Salah seorang teman perempuan yang masih lajang, bertanya pada Kyi di pondok kami, tentang betapa sulitnya dia menemukan pasangan hidup yang cocok dan sesuai dengan kriteria yang diidamkan.
Sang Kyai menasehatinya untuk tidak banyak memilih dalam urusan jodoh. Jika merasa orang itu baik maka mantapkanlah niat mu, jangan terpengaruh dengan masalah fisik atau finansial. Si teman tadi beragumen bahwa dia ingin mencari laki-laki yang sholeh, yang lebih baik dari dia, yang bisa membimbingnya terutama dalam hal agama agar nanti anak keturunannya bisa jadi sholeh/sholehah.
Kyai tersenyum sambil mengangguk-angguk lalu berujar “jangan salah yang menentukan seorang anak itu jadi baik atau tidak adalah ibunya bukan bapaknya. Memang ada andil si bapak tapi peranan ibu jauh lebih besar, percaya tidak? lontarya.

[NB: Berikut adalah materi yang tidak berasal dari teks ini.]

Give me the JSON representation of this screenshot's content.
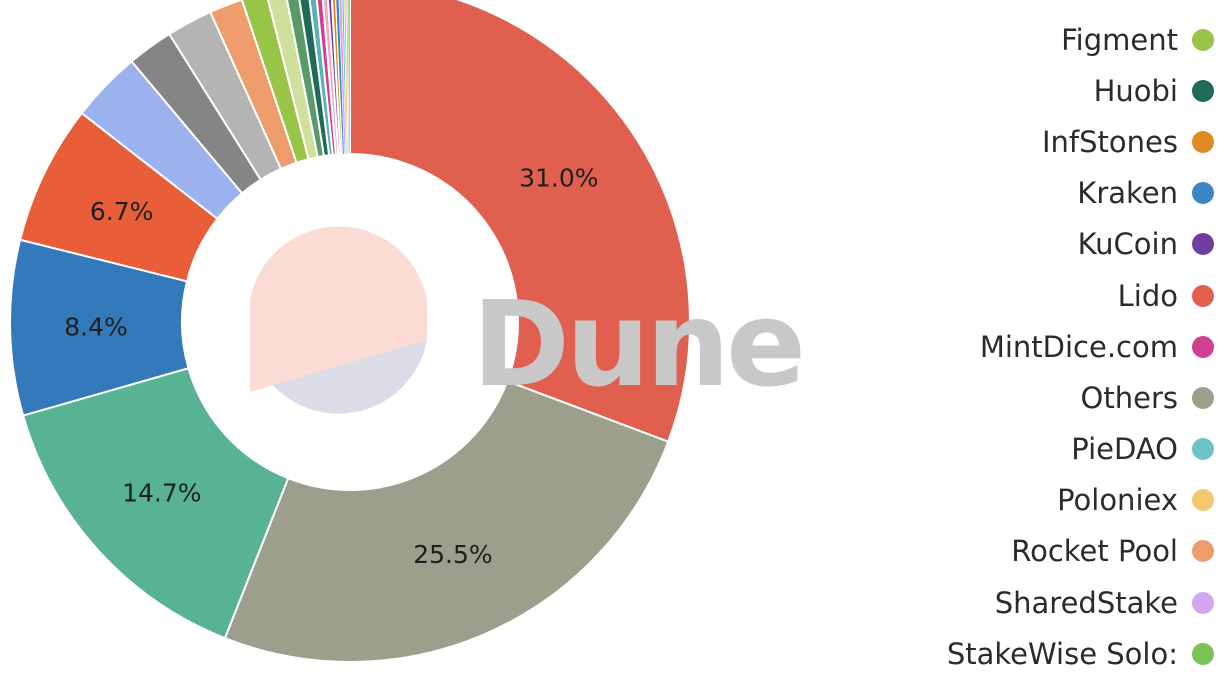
{
  "watermark": "Dune",
  "chart_data": {
    "type": "pie",
    "donut": true,
    "title": "",
    "slices": [
      {
        "label": "Lido",
        "value": 31.0,
        "color": "#e05f4f",
        "display": "31.0%"
      },
      {
        "label": "Others",
        "value": 25.5,
        "color": "#9c9f8c",
        "display": "25.5%"
      },
      {
        "label": "",
        "value": 14.7,
        "color": "#58b394",
        "display": "14.7%"
      },
      {
        "label": "",
        "value": 8.4,
        "color": "#3479ba",
        "display": "8.4%"
      },
      {
        "label": "",
        "value": 6.7,
        "color": "#e85e38",
        "display": "6.7%"
      },
      {
        "label": "",
        "value": 3.4,
        "color": "#9bb2ef",
        "display": ""
      },
      {
        "label": "",
        "value": 2.2,
        "color": "#858585",
        "display": ""
      },
      {
        "label": "",
        "value": 2.2,
        "color": "#b4b4b4",
        "display": ""
      },
      {
        "label": "Rocket Pool",
        "value": 1.6,
        "color": "#ef9c6c",
        "display": ""
      },
      {
        "label": "Figment",
        "value": 1.2,
        "color": "#98c447",
        "display": ""
      },
      {
        "label": "",
        "value": 0.9,
        "color": "#cfe09c",
        "display": ""
      },
      {
        "label": "",
        "value": 0.6,
        "color": "#5a9a68",
        "display": ""
      },
      {
        "label": "Huobi",
        "value": 0.5,
        "color": "#1f6b57",
        "display": ""
      },
      {
        "label": "",
        "value": 0.35,
        "color": "#59b2b8",
        "display": ""
      },
      {
        "label": "MintDice.com",
        "value": 0.3,
        "color": "#d1408f",
        "display": ""
      },
      {
        "label": "",
        "value": 0.25,
        "color": "#f2a5c7",
        "display": ""
      },
      {
        "label": "KuCoin",
        "value": 0.2,
        "color": "#6f3fa0",
        "display": ""
      },
      {
        "label": "InfStones",
        "value": 0.2,
        "color": "#e08a24",
        "display": ""
      },
      {
        "label": "Kraken",
        "value": 0.15,
        "color": "#3b86c4",
        "display": ""
      },
      {
        "label": "SharedStake",
        "value": 0.15,
        "color": "#d3a7ef",
        "display": ""
      },
      {
        "label": "PieDAO",
        "value": 0.1,
        "color": "#6cc3c8",
        "display": ""
      },
      {
        "label": "Poloniex",
        "value": 0.1,
        "color": "#f3c86e",
        "display": ""
      },
      {
        "label": "",
        "value": 0.1,
        "color": "#b9cde4",
        "display": ""
      },
      {
        "label": "StakeWise Solo:",
        "value": 0.1,
        "color": "#7cc153",
        "display": ""
      }
    ],
    "legend": [
      {
        "label": "Figment",
        "color": "#98c447"
      },
      {
        "label": "Huobi",
        "color": "#1f6b57"
      },
      {
        "label": "InfStones",
        "color": "#e08a24"
      },
      {
        "label": "Kraken",
        "color": "#3b86c4"
      },
      {
        "label": "KuCoin",
        "color": "#6f3fa0"
      },
      {
        "label": "Lido",
        "color": "#e05f4f"
      },
      {
        "label": "MintDice.com",
        "color": "#d1408f"
      },
      {
        "label": "Others",
        "color": "#9c9f8c"
      },
      {
        "label": "PieDAO",
        "color": "#6cc3c8"
      },
      {
        "label": "Poloniex",
        "color": "#f3c86e"
      },
      {
        "label": "Rocket Pool",
        "color": "#ef9c6c"
      },
      {
        "label": "SharedStake",
        "color": "#d3a7ef"
      },
      {
        "label": "StakeWise Solo:",
        "color": "#7cc153"
      }
    ],
    "legend_placement": "right"
  }
}
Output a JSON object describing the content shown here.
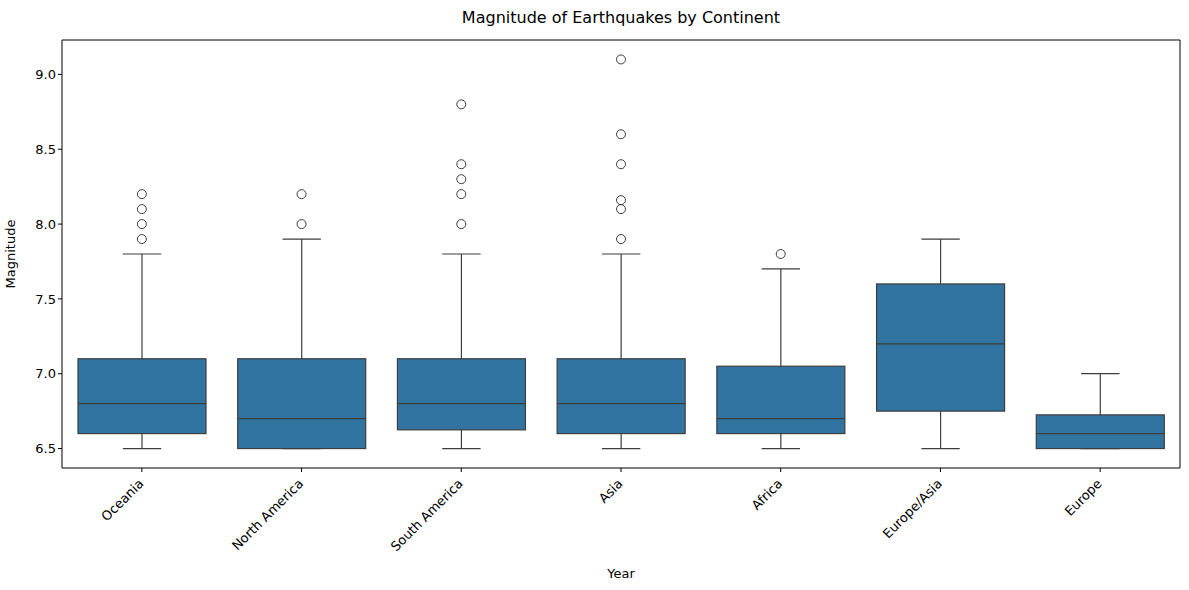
{
  "chart_data": {
    "type": "box",
    "title": "Magnitude of Earthquakes by Continent",
    "x_label": "Year",
    "y_label": "Magnitude",
    "categories": [
      "Oceania",
      "North America",
      "South America",
      "Asia",
      "Africa",
      "Europe/Asia",
      "Europe"
    ],
    "whisker_low": [
      6.5,
      6.5,
      6.5,
      6.5,
      6.5,
      6.5,
      6.5
    ],
    "q1": [
      6.6,
      6.5,
      6.625,
      6.6,
      6.6,
      6.75,
      6.5
    ],
    "median": [
      6.8,
      6.7,
      6.8,
      6.8,
      6.7,
      7.2,
      6.6
    ],
    "q3": [
      7.1,
      7.1,
      7.1,
      7.1,
      7.05,
      7.6,
      6.725
    ],
    "whisker_high": [
      7.8,
      7.9,
      7.8,
      7.8,
      7.7,
      7.9,
      7.0
    ],
    "outliers": [
      [
        7.9,
        8.0,
        8.1,
        8.2
      ],
      [
        8.0,
        8.2
      ],
      [
        8.0,
        8.2,
        8.3,
        8.4,
        8.8
      ],
      [
        7.9,
        8.1,
        8.16,
        8.4,
        8.6,
        9.1
      ],
      [
        7.8
      ],
      [],
      []
    ],
    "color": "#3274a1",
    "ylim": [
      6.37,
      9.23
    ],
    "yticks": [
      6.5,
      {
        "value": 7,
        "label": "7.0"
      },
      7.5,
      {
        "value": 8,
        "label": "8.0"
      },
      8.5,
      {
        "value": 9,
        "label": "9.0"
      }
    ],
    "grid": false
  }
}
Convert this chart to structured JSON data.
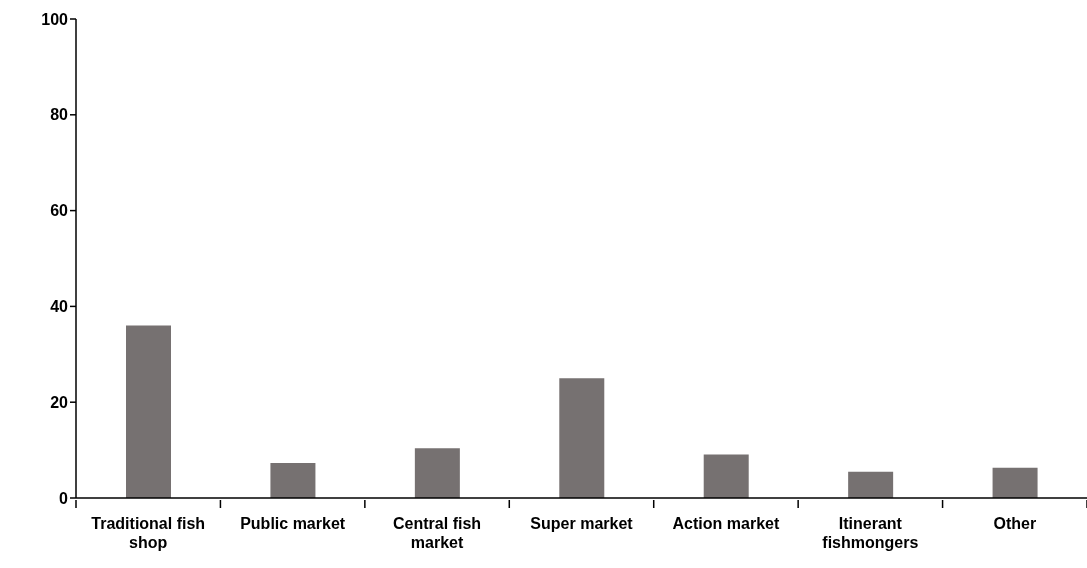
{
  "chart_data": {
    "type": "bar",
    "categories": [
      "Traditional fish shop",
      "Public market",
      "Central fish market",
      "Super market",
      "Action market",
      "Itinerant fishmongers",
      "Other"
    ],
    "values": [
      36,
      7.3,
      10.4,
      25,
      9.1,
      5.5,
      6.3
    ],
    "color": "#767171",
    "ylim": [
      0,
      100
    ],
    "yticks": [
      0,
      20,
      40,
      60,
      80,
      100
    ]
  }
}
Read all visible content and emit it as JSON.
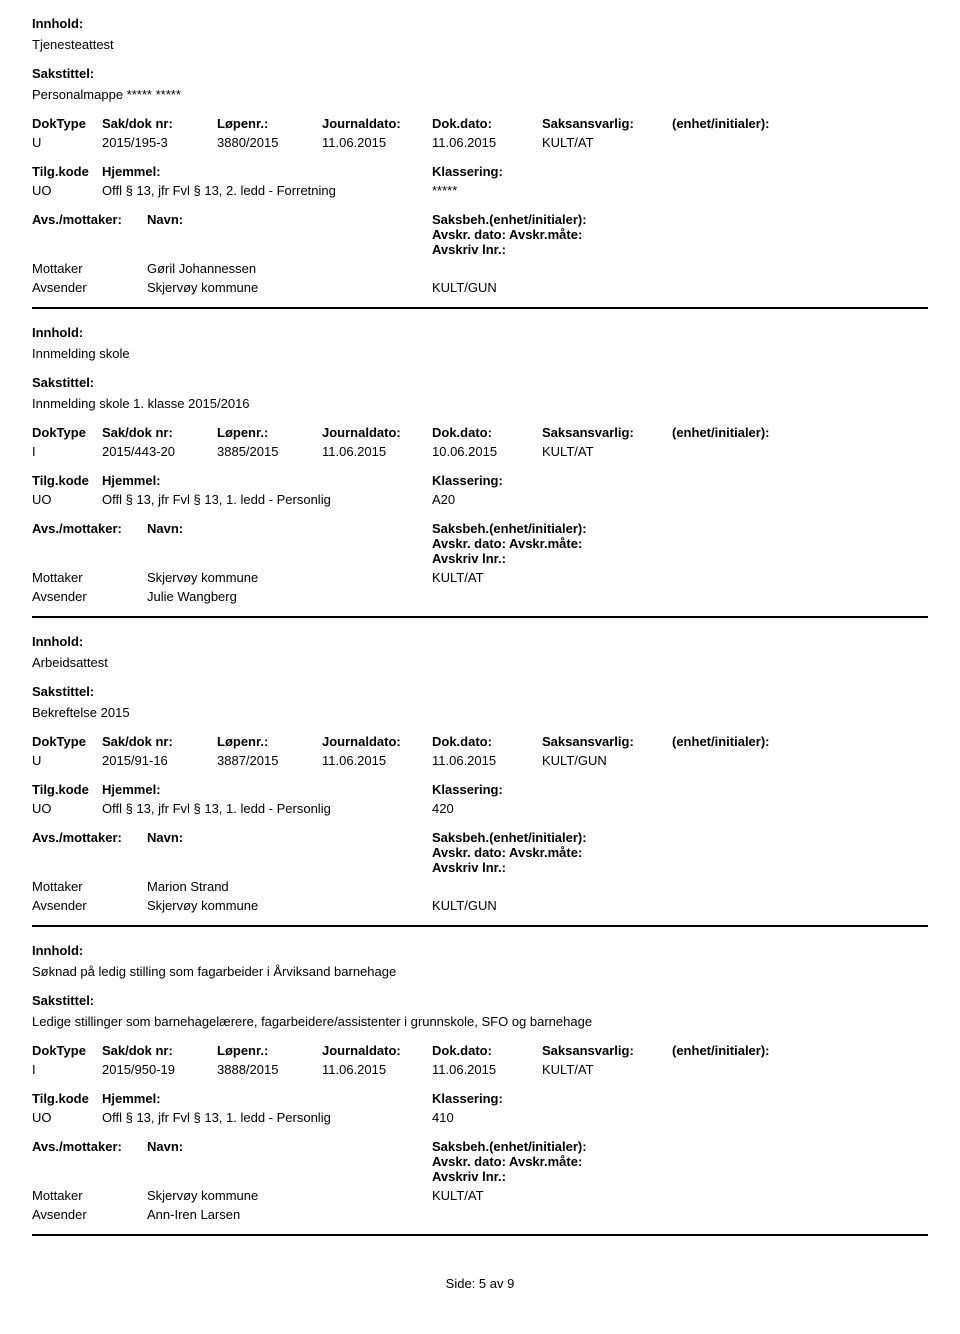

Aku yang dari tadi terdiam mendengarkan jadi terusik “kenapa bisa begitu Kyai?, bukannya ada pepatah yang mengatakan “buah jatuh tidak jauh dari pohonnya dan itu biasanya dikaitkan pada sang bapak bukan ibu”.
“Mari kita belajar dari sejarah, kita mulai dari nabi Nuh. Ketika terjadi tsunami dahsyat yang menghancurkan kaumnya, beliau tidak bisa menyelamatkan anak dan istrinya. Nabi Nuh tidak bisa menjadikan anaknya sendiri beriman kepada Allah. Kenapa?, karena ibunya adalah istri yang durhaka”.
“Kita lihat lagi kisah nabi Luth. Karena istrinya pengikut kaum Sodom (penyuka sesama jenis), anaknya pun tidak beriman dan menjadi pengikut kaum seperti ibunya. Sedangkan nabi Musa, nabi yang menjadi anak angkat Fir’aun, sang raja yang zhalim dan menganggap dirinya tuhan. Walau dibesarkan dalam dan oleh keluarga Fir’aun, beliau kemudian diangkat menjadi Nabi karena sang ibu angkat “Siti Aisyah” adalah perempuan yang taat pada Allah”.
“Ada kisah lain tentang nabi Ismail yang hidupnya lebih banyak dihabiskan bersama sang ibu Siti Hajar. Karena bapaknya nabi Ibrahim mengasingkan mereka ke lembah Makkah yang tandus. Tapi hal itu tidak mengurangi keshalihan nabi Ismail, As. Selanjutnya kisah nabi Isa, As yang dilahirkan tanpa bapak, tapi beliau diangkat Allah swt menjadi nabi berkat sang ibu (Siti Maryam) perempuan suci nan sholehah”.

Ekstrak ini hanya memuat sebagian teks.